The lines were crossed, there was a shrill meticulous voice in French—
“lei Marseille, Naples!”
—and many wrathful replies in Neapolitan; after ten minutes I gave up, leaving the two operators locked in horrible bilingual colloquy. Then with despairing indifference I began not to care about di Lieto, and conceived of him cold and dead, and emerged unsteadily from the dripping cupboard, heading once more for the terrace and the square. A bus drew to a stop in the center of the piazza; from its doors poured forth a horde of middle-aged albinos, haggardly berating each other in German. They formed ranks as I stood there, in
Lederhosen
and dowdy flowered frocks cackling over their Baedekers and clumping forward through a whirling cloud of pigeons toward the church across the way. As I averted my eyes I spied Mason, who rose from the table and hailed me.

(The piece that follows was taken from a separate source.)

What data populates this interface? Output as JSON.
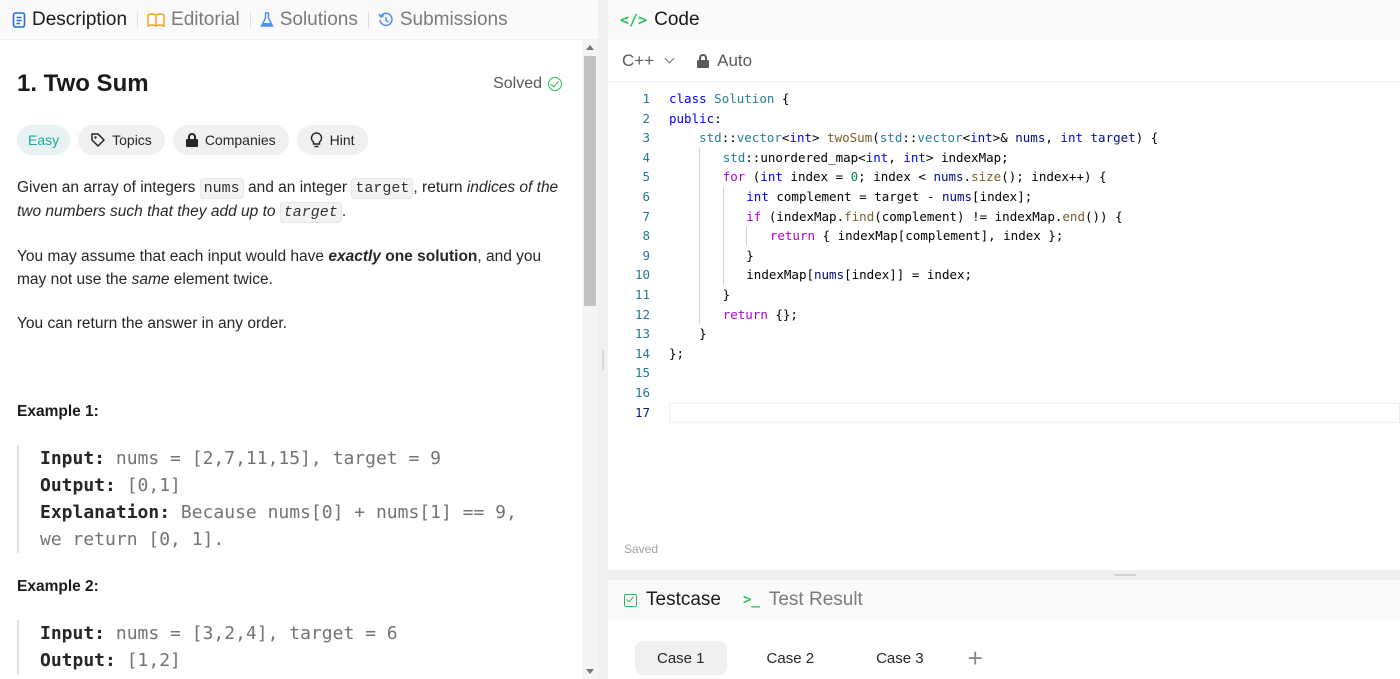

“Pierre, you aren’t sore, are you?” he said seriously. “Look, if you are I’ll just tell Alonzo to switch with you.”

And I wasn’t really sore at him, I honestly believe, but only tired. This I told him.

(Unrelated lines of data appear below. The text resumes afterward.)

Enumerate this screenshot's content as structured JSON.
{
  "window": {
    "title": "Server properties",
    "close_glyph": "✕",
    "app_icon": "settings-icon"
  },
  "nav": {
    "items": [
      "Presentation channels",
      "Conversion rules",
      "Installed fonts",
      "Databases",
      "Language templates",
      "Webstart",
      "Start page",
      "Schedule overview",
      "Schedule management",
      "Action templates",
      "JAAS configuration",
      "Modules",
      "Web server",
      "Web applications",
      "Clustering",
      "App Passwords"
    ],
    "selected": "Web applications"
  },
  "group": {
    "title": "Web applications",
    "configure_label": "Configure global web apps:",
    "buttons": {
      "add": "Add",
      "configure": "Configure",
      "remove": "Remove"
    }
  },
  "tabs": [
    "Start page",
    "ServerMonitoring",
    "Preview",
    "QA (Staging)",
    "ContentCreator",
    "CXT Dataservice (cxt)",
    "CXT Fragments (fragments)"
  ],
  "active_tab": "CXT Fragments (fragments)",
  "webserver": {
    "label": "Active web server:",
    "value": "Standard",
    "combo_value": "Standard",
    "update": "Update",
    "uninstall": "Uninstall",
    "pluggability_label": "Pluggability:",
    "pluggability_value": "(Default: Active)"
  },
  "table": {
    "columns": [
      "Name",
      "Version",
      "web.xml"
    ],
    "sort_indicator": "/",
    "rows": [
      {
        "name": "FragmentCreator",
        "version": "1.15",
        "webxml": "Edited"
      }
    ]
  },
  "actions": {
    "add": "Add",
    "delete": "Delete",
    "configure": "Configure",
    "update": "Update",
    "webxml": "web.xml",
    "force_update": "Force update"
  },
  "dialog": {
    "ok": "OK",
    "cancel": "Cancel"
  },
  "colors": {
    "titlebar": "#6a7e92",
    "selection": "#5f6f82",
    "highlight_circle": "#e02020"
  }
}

“That’s the boy, Petesy. Look, you go up to the hotel and sack in for a while, then you’re due at the palazzo for dinner at seven-thirty. O.K., man?”

“O.K., Mason.
Ciao. Ciao,
Rosemarie.”

A blank spot. I remembered my bags, which were in the car, but how I got there I am unable to recollect. Someone, at any rate, was lounging at the wheel—a big, flat-faced sallow fellow about my own age, who, when I came into sight, gave me a huge smile filled with snaggled teeth and blackened gums, like a blighted sunrise.

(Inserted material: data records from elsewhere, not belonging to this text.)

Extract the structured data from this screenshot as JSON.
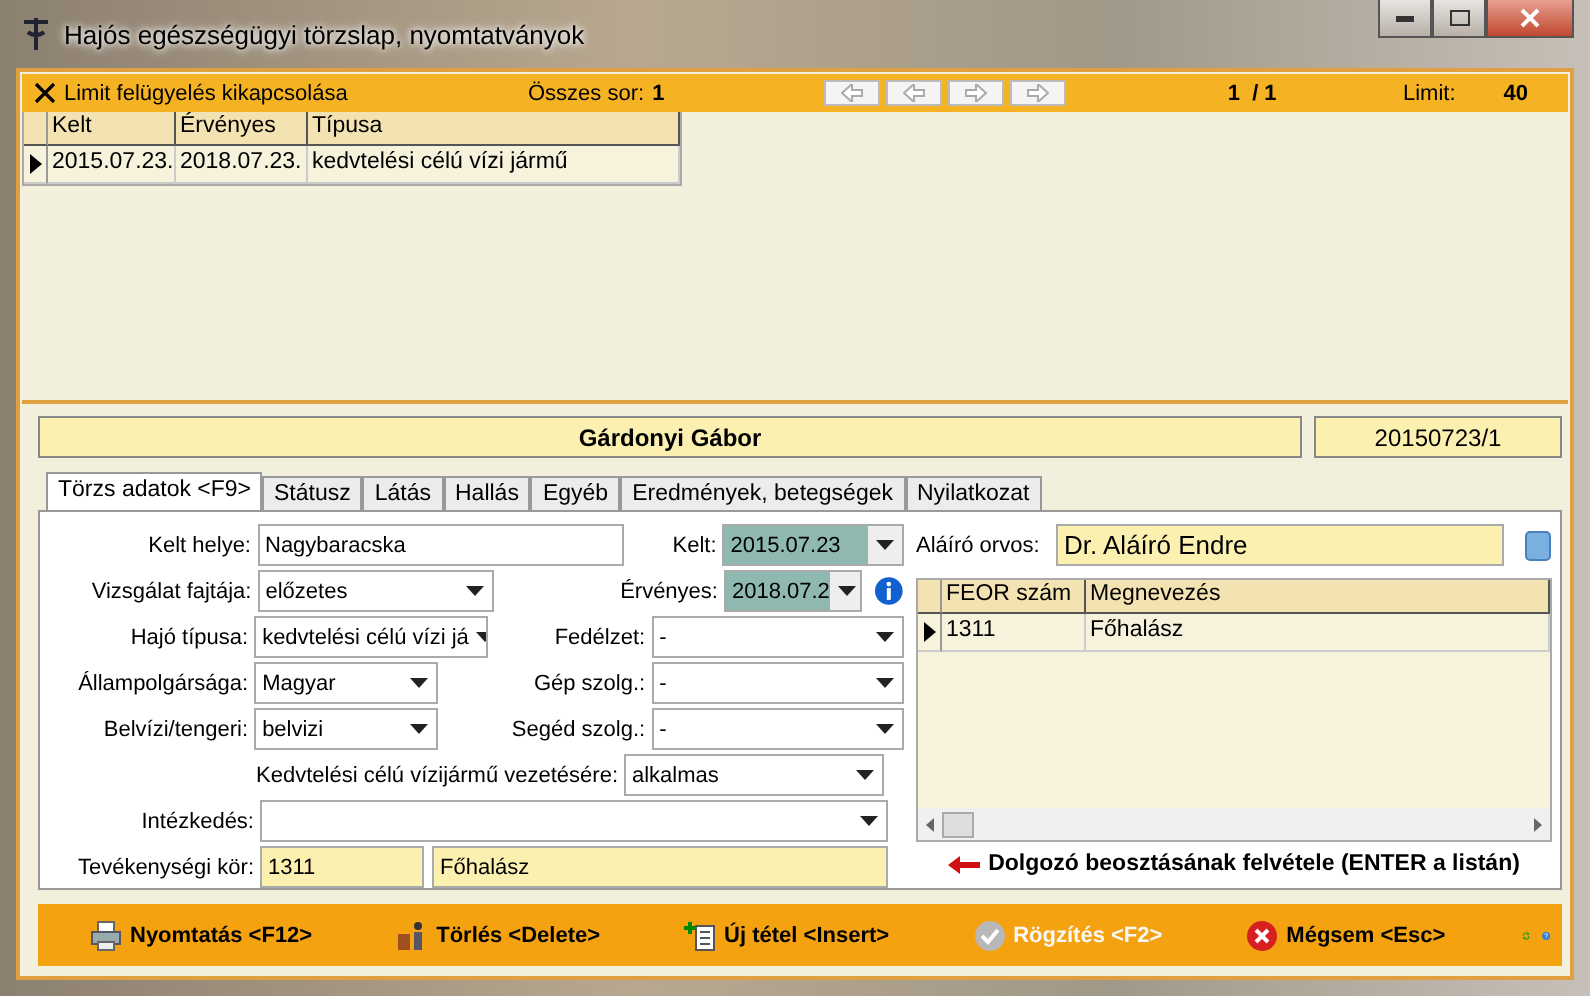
{
  "window": {
    "title": "Hajós egészségügyi törzslap, nyomtatványok"
  },
  "toolbar": {
    "limit_toggle": "Limit felügyelés kikapcsolása",
    "total_label": "Összes sor:",
    "total": "1",
    "page": "1  / 1",
    "limit_label": "Limit:",
    "limit": "40"
  },
  "grid": {
    "columns": [
      "Kelt",
      "Érvényes",
      "Típusa"
    ],
    "rows": [
      {
        "selected": true,
        "cells": [
          "2015.07.23.",
          "2018.07.23.",
          "kedvtelési célú vízi jármű"
        ]
      }
    ]
  },
  "person": {
    "name": "Gárdonyi Gábor",
    "id": "20150723/1"
  },
  "tabs": [
    {
      "label": "Törzs adatok <F9>",
      "selected": true
    },
    {
      "label": "Státusz",
      "selected": false
    },
    {
      "label": "Látás",
      "selected": false
    },
    {
      "label": "Hallás",
      "selected": false
    },
    {
      "label": "Egyéb",
      "selected": false
    },
    {
      "label": "Eredmények, betegségek",
      "selected": false
    },
    {
      "label": "Nyilatkozat",
      "selected": false
    }
  ],
  "form": [
    {
      "fields": [
        {
          "label": "Kelt helye:",
          "kind": "text",
          "value": "Nagybaracska"
        },
        {
          "label": "Kelt:",
          "kind": "date",
          "value": "2015.07.23"
        }
      ]
    },
    {
      "fields": [
        {
          "label": "Vizsgálat fajtája:",
          "kind": "select",
          "value": "előzetes"
        },
        {
          "label": "Érvényes:",
          "kind": "date",
          "value": "2018.07.2",
          "info": true
        }
      ]
    },
    {
      "fields": [
        {
          "label": "Hajó típusa:",
          "kind": "select",
          "value": "kedvtelési célú vízi já"
        },
        {
          "label": "Fedélzet:",
          "kind": "select",
          "value": "-"
        }
      ]
    },
    {
      "fields": [
        {
          "label": "Állampolgársága:",
          "kind": "select",
          "value": "Magyar"
        },
        {
          "label": "Gép szolg.:",
          "kind": "select",
          "value": "-"
        }
      ]
    },
    {
      "fields": [
        {
          "label": "Belvízi/tengeri:",
          "kind": "select",
          "value": "belvizi"
        },
        {
          "label": "Segéd szolg.:",
          "kind": "select",
          "value": "-"
        }
      ]
    },
    {
      "fields": [
        {
          "label": "Kedvtelési célú vízijármű vezetésére:",
          "kind": "select",
          "value": "alkalmas"
        }
      ]
    },
    {
      "fields": [
        {
          "label": "Intézkedés:",
          "kind": "select"
        }
      ]
    },
    {
      "fields": [
        {
          "label": "Tevékenységi kör:",
          "kind": "readonly",
          "value": "1311"
        },
        {
          "kind": "readonly",
          "value": "Főhalász"
        }
      ]
    }
  ],
  "signer": {
    "label": "Aláíró orvos:",
    "value": "Dr. Aláíró Endre"
  },
  "feor": {
    "columns": [
      "FEOR szám",
      "Megnevezés"
    ],
    "rows": [
      {
        "selected": true,
        "cells": [
          "1311",
          "Főhalász"
        ]
      }
    ]
  },
  "hint": "Dolgozó beosztásának felvétele (ENTER a listán)",
  "actions": [
    {
      "kind": "print",
      "label": "Nyomtatás <F12>",
      "disabled": false
    },
    {
      "kind": "delete",
      "label": "Törlés <Delete>",
      "disabled": false
    },
    {
      "kind": "new",
      "label": "Új tétel <Insert>",
      "disabled": false
    },
    {
      "kind": "save",
      "label": "Rögzítés <F2>",
      "disabled": true
    },
    {
      "kind": "cancel",
      "label": "Mégsem <Esc>",
      "disabled": false
    }
  ]
}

“Tell me,” I said, “what are you doing inside?”

“Sto attento alla machina”
he said, still beaming. “I am taking care of your car.”

“Well, descend,” I commanded. “You have no business inside there like that.”

“Sissignore! Subito!”
he exclaimed, clambering out. “Had I not come along those boys would have hurt it more than they did. As it is, you see, they have smashed up your windshield and left a large hole in the front end—”

“What in God’s name are you talking about?” I said.

“Those boys from Scala. They are very bad. They came along with a big stick and began to beat up your machine.” As he said this a poignant and final misery seized me, now after so long almost insupportable; it was as if di Lieto’s ghost had stalked me to this mountaintop, for as he spoke the brooding globed skull and vacant eyes, the mouth which, so like that of di Lieto’s in the midst of his canceled desolate slumber, twitched slack and forever uncomprehending and benign—all these informed me that this one, too, was mindless as a chicken, and an awesome feeling neither terror nor compassion but part of both swept over me, made electric and vast in my exhaustion along with some ancient, fleeting hunch that what I beheld, though cruelly marred, was indorsed by heaven.
“Io mi occupavo dell’automobile,”
he babbled on. “I chased those boys away. Have you an American cigarette?”